Ökonomen treten für den Schutz der großen Walarten ein, denn sie nehmen unter anderem große Mengen Kohlenstoff auf.

Von Madeleine Stone
Veröffentlicht am 5. Nov. 2019, 11:46 MEZ
Dieser junge Buckelwal ist im Verlauf seines Lebens Millionen von Euro wert, allein durch seine Fähigkeit, ...
Dieser junge Buckelwal ist im Verlauf seines Lebens Millionen von Euro wert, allein durch seine Fähigkeit, Kohlenstoff aufzunehmen, der nach seinem Tod mit ihm zum Meeresboden absinkt.
Foto von Greg Lecoeur, Nat Geo Image Collection

Die größten Walarten der Welt sind mehr als ein evolutionäres Wunder. Durch ihre Fähigkeit, Kohlenstoff aus dem Meer zu sequestrieren, können sie die Menschheit im Kampf gegen den Klimawandel unterstützen – eine Dienstleistung am Ökosystem, die pro Wal Millionen von Euros wert sein könnte. Zu diesem Schluss kommt eine neue Analyse von Wirtschaftswissenschaftlern des Internationalen Währungsfonds (IWF).

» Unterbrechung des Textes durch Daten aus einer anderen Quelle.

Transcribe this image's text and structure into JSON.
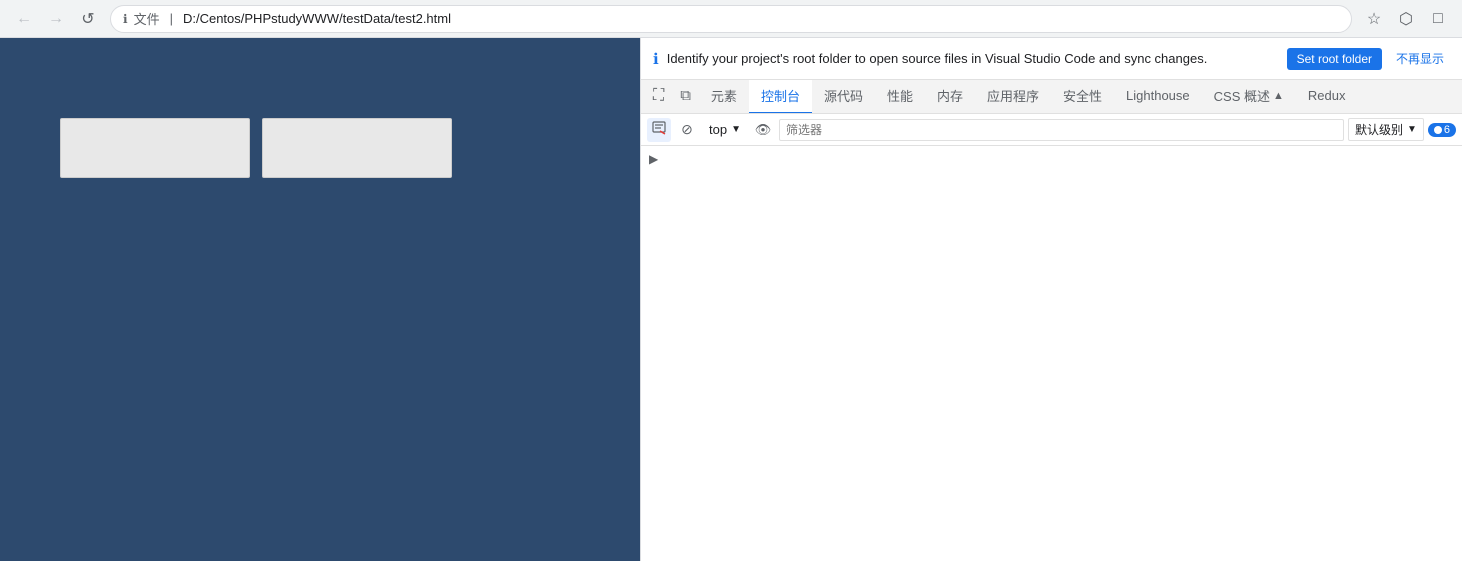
{
  "browser": {
    "back_button": "←",
    "forward_button": "→",
    "reload_button": "↺",
    "info_label": "文件",
    "address": "D:/Centos/PHPstudyWWW/testData/test2.html",
    "bookmark_icon": "☆",
    "extensions_icon": "⬡",
    "maximize_icon": "□"
  },
  "devtools": {
    "info_banner": {
      "text": "Identify your project's root folder to open source files in Visual Studio Code and sync changes.",
      "set_root_label": "Set root folder",
      "dismiss_label": "不再显示"
    },
    "tabs": [
      {
        "id": "screen",
        "label": "",
        "icon": "⛶",
        "active": false
      },
      {
        "id": "copy",
        "label": "",
        "icon": "⧉",
        "active": false
      },
      {
        "id": "elements",
        "label": "元素",
        "active": false
      },
      {
        "id": "console",
        "label": "控制台",
        "active": true
      },
      {
        "id": "sources",
        "label": "源代码",
        "active": false
      },
      {
        "id": "performance",
        "label": "性能",
        "active": false
      },
      {
        "id": "memory",
        "label": "内存",
        "active": false
      },
      {
        "id": "application",
        "label": "应用程序",
        "active": false
      },
      {
        "id": "security",
        "label": "安全性",
        "active": false
      },
      {
        "id": "lighthouse",
        "label": "Lighthouse",
        "active": false
      },
      {
        "id": "css-overview",
        "label": "CSS 概述",
        "active": false
      },
      {
        "id": "redux",
        "label": "Redux",
        "active": false
      }
    ],
    "console_toolbar": {
      "clear_icon": "🚫",
      "block_icon": "⊘",
      "context_value": "top",
      "eye_icon": "👁",
      "filter_placeholder": "筛选器",
      "level_label": "默认级别",
      "error_count": "6"
    }
  },
  "webpage": {
    "box1_label": "",
    "box2_label": ""
  }
}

Der Schutz von Sympathieträgern wie Walen wird oft als eine Art Wohltätigkeitsarbeit einzelner Menschen und Regierungen zugunsten der Natur betrachtet. Ein Team von Ökonomen unter der Leitung von Ralph Chami, einem stellvertretenden Direktor des Institute for Capacity Development des IWF, wollte nun die Herangehensweise an den Schutz der Wale grundlegend ändern. Dazu bezifferten sie den Mehrwert, den Wale für den Planeten darstellen, auf den Dollar und Cent genau. Ihre Analyse wurde in einem Artikel dargelegt, der kürzlich in der Fachzeitschrift „Finance & Development“ erschien. Diese Form der Auseinandersetzung ist vollkommen neu.

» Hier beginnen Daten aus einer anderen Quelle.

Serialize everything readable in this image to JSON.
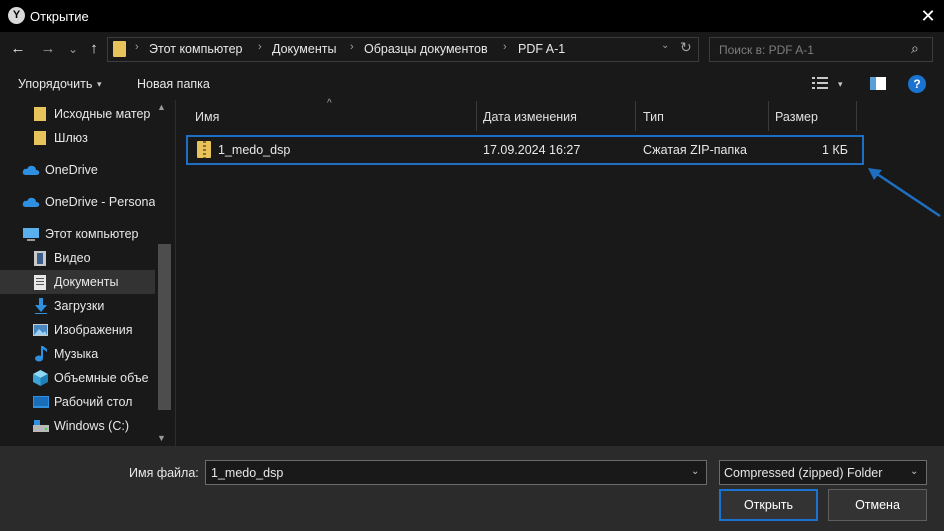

Kameras an Buckelwalen filmen das Leben der großen Meeressäuger

Die Analyse wurde bislang noch nicht in einem durch Experten geprüften Wissenschaftsmagazin aufgegriffen. Weitergehend bestehen noch wichtige, wissenschaftliche Wissenslücken, die es zu schließen gilt. So ist beispielsweise noch nicht bekannt, wie viel Kohlenstoff ein Wal tatsächlich aufnehmen kann. Basierend auf den Forschungsdaten, die aktuell vorliegen, sind sich die Ökonomen jedoch vollkommen sicher, dass der Schutz der Wale einen finanziell messbaren Mehrwert für den Planeten darstellt.

Chami hofft, dass seine Erkenntnisse das Gespräch mit politischen Entscheidungsträgern anstößt: „Wir müssen uns darauf verständigen, dass Wale ein internationales, öffentliches Gut sind“, sagt er.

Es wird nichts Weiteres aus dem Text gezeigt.